Let $\beta=21,$ $$x^7 - 10\beta\, x^4 + 70\beta^2\,x - 215\beta^2= 0\tag3$$

Let $m=5,$ $$x^7 + 14m^3\, x^3 - 42m^3\,x^2 - 13^2m^4 = 0\tag4$$

Let $n=57,$ $$x^7 + 14n^2\,x^4 - 2(7n)^3\,x^2 - 13^2(\sqrt7\,n)^4= 0\tag5\\\\$$

with fields $\mathbb{Q}[\sqrt[7]2]\,$, $\mathbb{Q}[\sqrt[7]{3^2\times5^3}]\,$, $\mathbb{Q}[\sqrt[7]5]\,$, $\mathbb{Q}[\sqrt[7]{3^2\times19^3}]$, respectively. Are there any more?

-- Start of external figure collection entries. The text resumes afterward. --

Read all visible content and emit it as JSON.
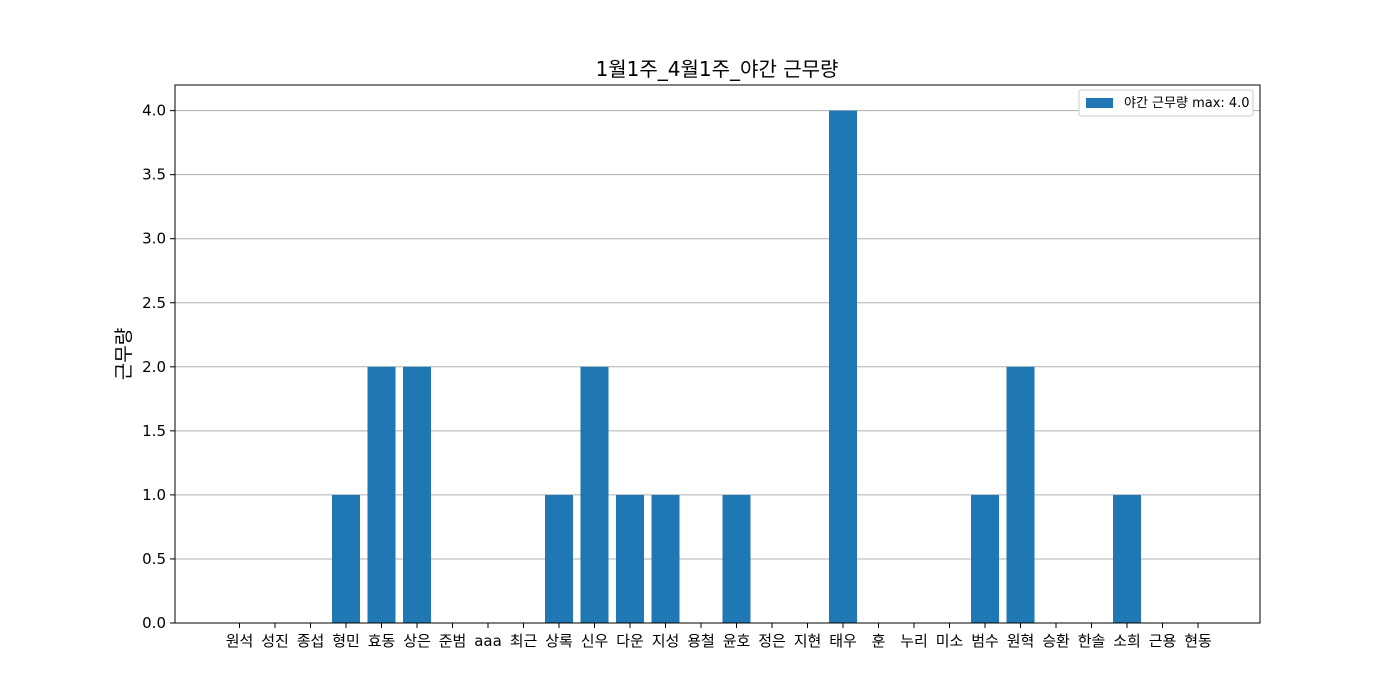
{
  "chart_data": {
    "type": "bar",
    "title": "1월1주_4월1주_야간 근무량",
    "xlabel": "",
    "ylabel": "근무량",
    "categories": [
      "원석",
      "성진",
      "종섭",
      "형민",
      "효동",
      "상은",
      "준범",
      "aaa",
      "최근",
      "상록",
      "신우",
      "다운",
      "지성",
      "용철",
      "윤호",
      "정은",
      "지현",
      "태우",
      "훈",
      "누리",
      "미소",
      "범수",
      "원혁",
      "승환",
      "한솔",
      "소희",
      "근용",
      "현동"
    ],
    "series": [
      {
        "name": "야간 근무량 max: 4.0",
        "values": [
          0,
          0,
          0,
          1,
          2,
          2,
          0,
          0,
          0,
          1,
          2,
          1,
          1,
          0,
          1,
          0,
          0,
          4,
          0,
          0,
          0,
          1,
          2,
          0,
          0,
          1,
          0,
          0
        ],
        "color": "#1f77b4"
      }
    ],
    "ylim": [
      0,
      4.2
    ],
    "yticks": [
      "0.0",
      "0.5",
      "1.0",
      "1.5",
      "2.0",
      "2.5",
      "3.0",
      "3.5",
      "4.0"
    ],
    "grid": "horizontal",
    "legend_position": "top-right"
  }
}
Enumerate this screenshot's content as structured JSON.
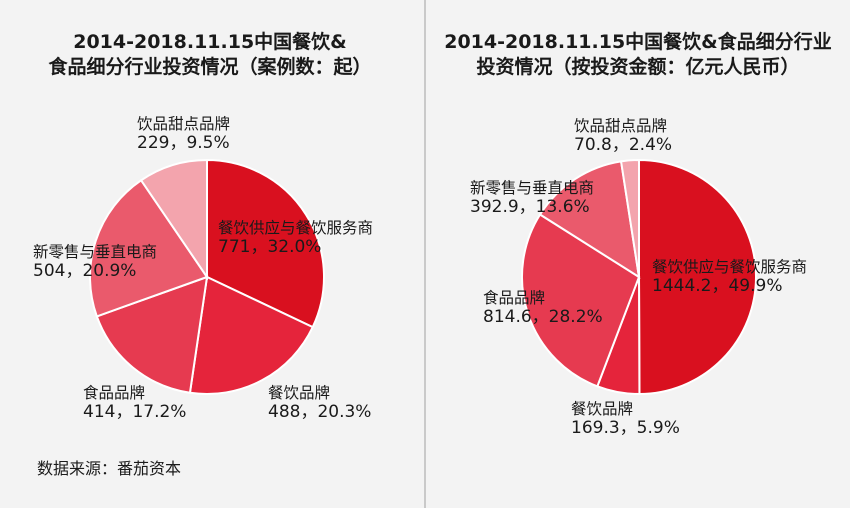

P.S. Incidentally, there are infinitely many irreducible but solvable quadrinomials of $9$th and $12$th degrees,

$$x^9-3abc\,x^4+a^3c\,x^3+b^3c^2 = 0$$ $$x^{12}-3abc\,x^5+a^3c\,x^3+b^3c^2 = 0$$

for arbitrary ($a,b,c$) and roots in $\mathbb{Q}[\sqrt[3]c],$ examples given at the start of the post, but a general form for the septic (if any) seems more difficult.

Answer 1

It turns out there are infinitely many solvable septic quadrinomials after all (though with a caveat), and the answer was under my nose all along. For example, recall that, $$e^{\pi\sqrt{163}} =640320^3+743.999999999999925\dots$$

Then the septic,

$$x^7+7\left(\tfrac{1-\sqrt{-7}}2\right)x^4+7\left(\tfrac{1+\sqrt{-7}}2\right)^3x = -640320$$

surprisingly is solvable in radicals. In general, this is my version of Klein's 7th order formula for the j-function (which fittingly is also known as Klein's invariant) and is given by,

$$x^7+7\left(\tfrac{1-\sqrt{-7}}2\right)x^4+7\left(\tfrac{1+\sqrt{-7}}2\right)^3x = \sqrt[3]{j(\tau)}$$

which is solvable in radicals and has a nice closed-form using Ramanujan's theta functions described here. And I found the RHS can have a polynomial version as,

$$x\left(x^6+7\left(\tfrac{1-\sqrt{-7}}2\right)x^3+7\left(\tfrac{1+\sqrt{-7}}2\right)^3\right) = \left(\frac{49n^2+13n+1}{n}\right)^{1/3}\left(\frac{n^2+5n+1}{n^2}\right)$$

solvable for any $n$. This septic can be solved by a rather complicated cubic so I will not include it for now.

One can get rid of the cube root by letting $x = m^{1/3}y$ where $m=\left(\frac{49n^2+13n+1}{n}\right)$ to get the slightly simpler,

$$m^2y^7+7\left(\tfrac{1-\sqrt{-7}}2\right)m\,y^4+7\left(\tfrac{1+\sqrt{-7}}2\right)^3y =\frac{n^2+5n+1}{n^2}$$

So the caveat is this quadrinomial contains a square root. It remains to be seen if there really is an infinite family with just rational coefficients.